Mr Melville-Ross's outburst in a BBC radio interview last night came as GEC hunkered down to see out a storm of criticism that descended on the electronics giant after it emerged that Mr Simpson is set to become one of the highest paid directors in the land when he takes over from Lord Weinstock to begin his three-year contract in a fortnight.
"You may as well simply give somebody a bag of cash," said Anne Simpson of PIRC, the pay and pensions consultancy.
Included in Mr Simpson's package are a "golden hello" of pounds 500,000 on joining to compensate for leaving the incentive scheme at his previous employer, engineering and aerospace group Lucas, and a profit-related bonus of up to 50 per cent on his basic salary of pounds 600,000, dependent on "certain reasonable performance criteria to be agreed", his service contract states.
But the strongest complaints were reserved for a complicated share options grant based on pounds 4.8m of shares - or eight times Mr Simpson's annual salary. The options can be exercised as long as GEC's share price beats the FT- SE 100 average by 10 per cent in any six months within a specified three- year period.
"There is no point in having a performance criterion which is such a low hurdle you can hop over it at almost any point in the company's programme," said Ms Simpson.
Her criticisms were echoed by Donald Butcher, chairman of the UK Shareholders Association, an independent body that lobbies for greater investor rights. "This gigantic package appears to fly in the face of the guidelines set by pay review bodies.
"From first impressions the performance requirements seem laughable," he said.
The Association of British Insurers confirmed it would examine the full details of the package to see if it breached its guidelines on share incentive schemes but said it was too early to say whether it did.
Others expressed concern about GEC's lack of consultation with shareholders about Mr Simpson's pay package. "It is very unfortunate it was not possible to disclose the package at the time of the annual report," fumed one leading fund manager.
Adding to this sense of impotent rage, investors will be unable to vote on the scheme at GEC's annual meeting on 6 September.
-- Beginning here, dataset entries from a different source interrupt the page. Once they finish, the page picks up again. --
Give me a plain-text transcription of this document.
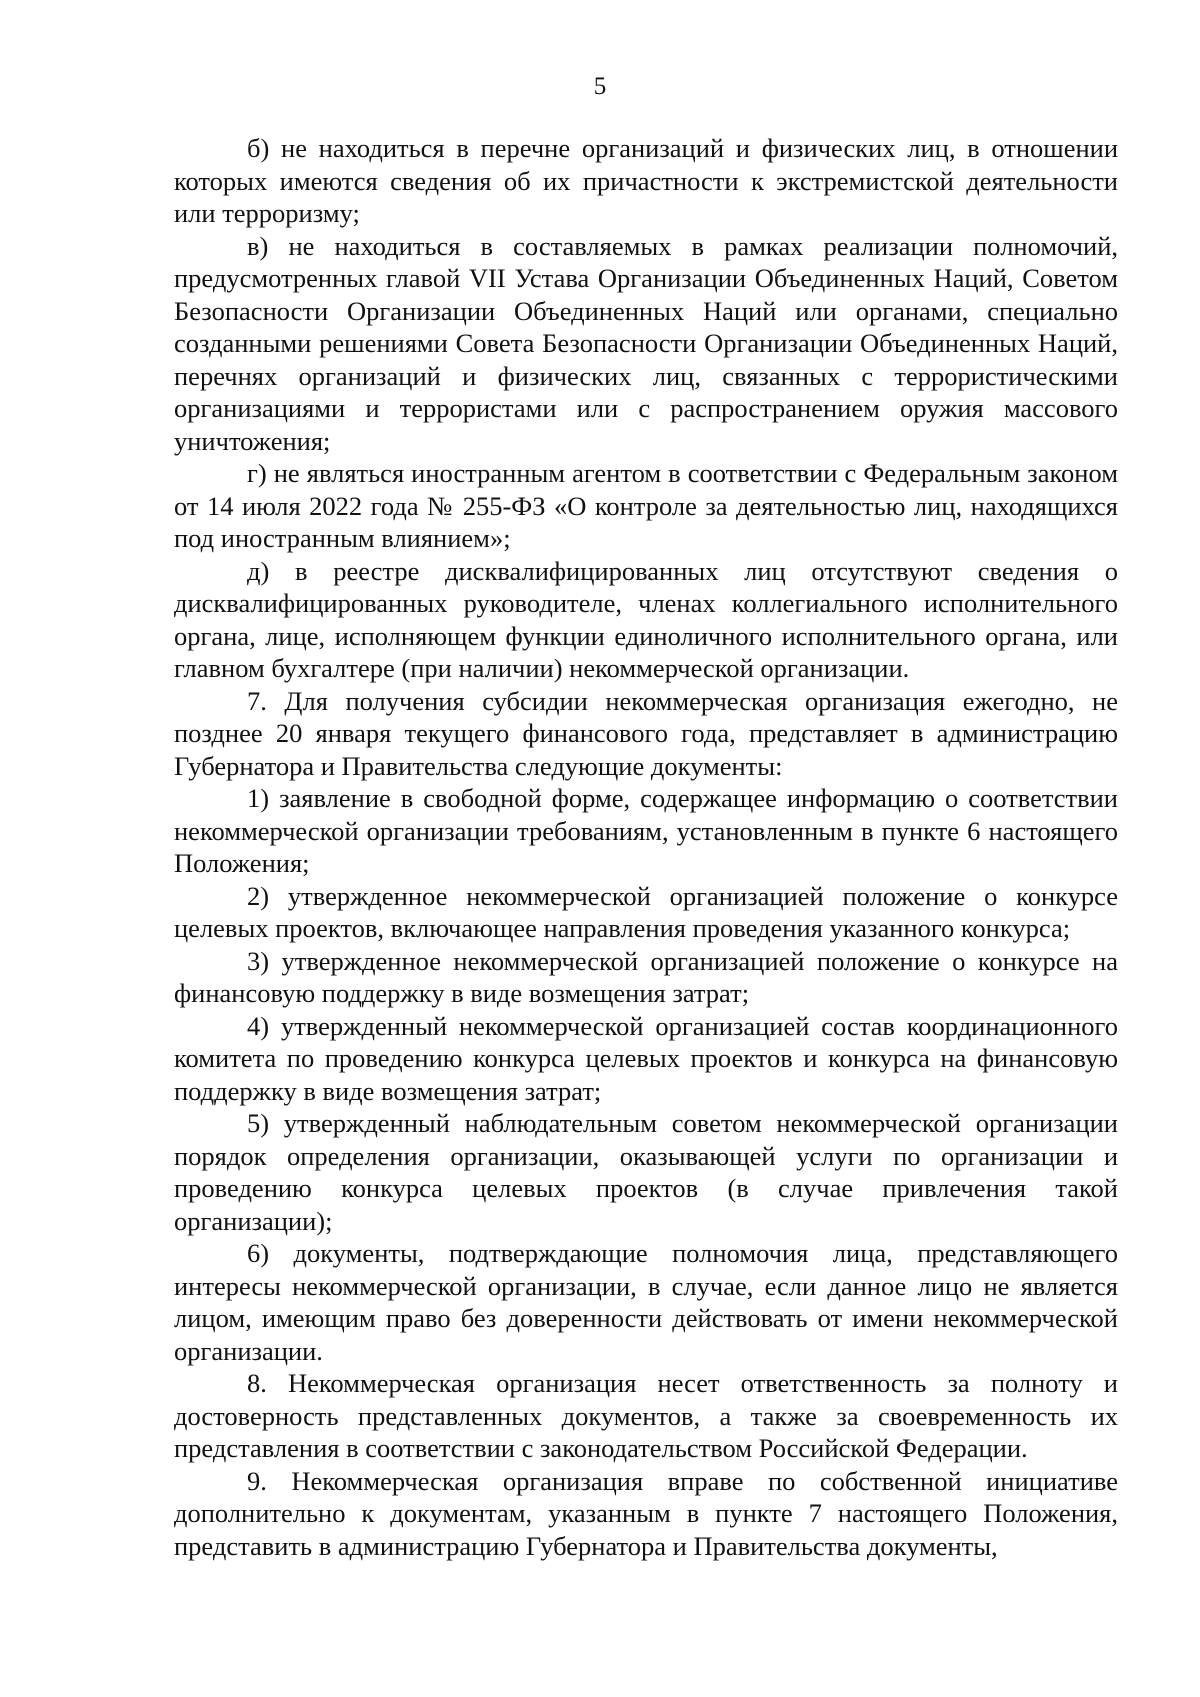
5

б) не находиться в перечне организаций и физических лиц, в отношении которых имеются сведения об их причастности к экстремистской деятельности или терроризму;

в) не находиться в составляемых в рамках реализации полномочий, предусмотренных главой VII Устава Организации Объединенных Наций, Советом Безопасности Организации Объединенных Наций или органами, специально созданными решениями Совета Безопасности Организации Объединенных Наций, перечнях организаций и физических лиц, связанных с террористическими организациями и террористами или с распространением оружия массового уничтожения;

г) не являться иностранным агентом в соответствии с Федеральным законом от 14 июля 2022 года № 255-ФЗ «О контроле за деятельностью лиц, находящихся под иностранным влиянием»;

д) в реестре дисквалифицированных лиц отсутствуют сведения о дисквалифицированных руководителе, членах коллегиального исполнительного органа, лице, исполняющем функции единоличного исполнительного органа, или главном бухгалтере (при наличии) некоммерческой организации.

7. Для получения субсидии некоммерческая организация ежегодно, не позднее 20 января текущего финансового года, представляет в администрацию Губернатора и Правительства следующие документы:

1) заявление в свободной форме, содержащее информацию о соответствии некоммерческой организации требованиям, установленным в пункте 6 настоящего Положения;

2) утвержденное некоммерческой организацией положение о конкурсе целевых проектов, включающее направления проведения указанного конкурса;

3) утвержденное некоммерческой организацией положение о конкурсе на финансовую поддержку в виде возмещения затрат;

4) утвержденный некоммерческой организацией состав координационного комитета по проведению конкурса целевых проектов и конкурса на финансовую поддержку в виде возмещения затрат;

5) утвержденный наблюдательным советом некоммерческой организации порядок определения организации, оказывающей услуги по организации и проведению конкурса целевых проектов (в случае привлечения такой организации);

6) документы, подтверждающие полномочия лица, представляющего интересы некоммерческой организации, в случае, если данное лицо не является лицом, имеющим право без доверенности действовать от имени некоммерческой организации.

8. Некоммерческая организация несет ответственность за полноту и достоверность представленных документов, а также за своевременность их представления в соответствии с законодательством Российской Федерации.

9. Некоммерческая организация вправе по собственной инициативе дополнительно к документам, указанным в пункте 7 настоящего Положения, представить в администрацию Губернатора и Правительства документы,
They can only approve Mr Simpson's appointment to the board.
However, institutions accepted they had made a rod for their own backs by insisting GEC look outside for a successor to Lord Weinstock - obliging them to pay the going market rate.
"We recognise the importance of companies being flexible when it comes to rewarding new executives," a leading investor said.
The City was cautious, marking GEC's shares down 5.5p to 385.5p.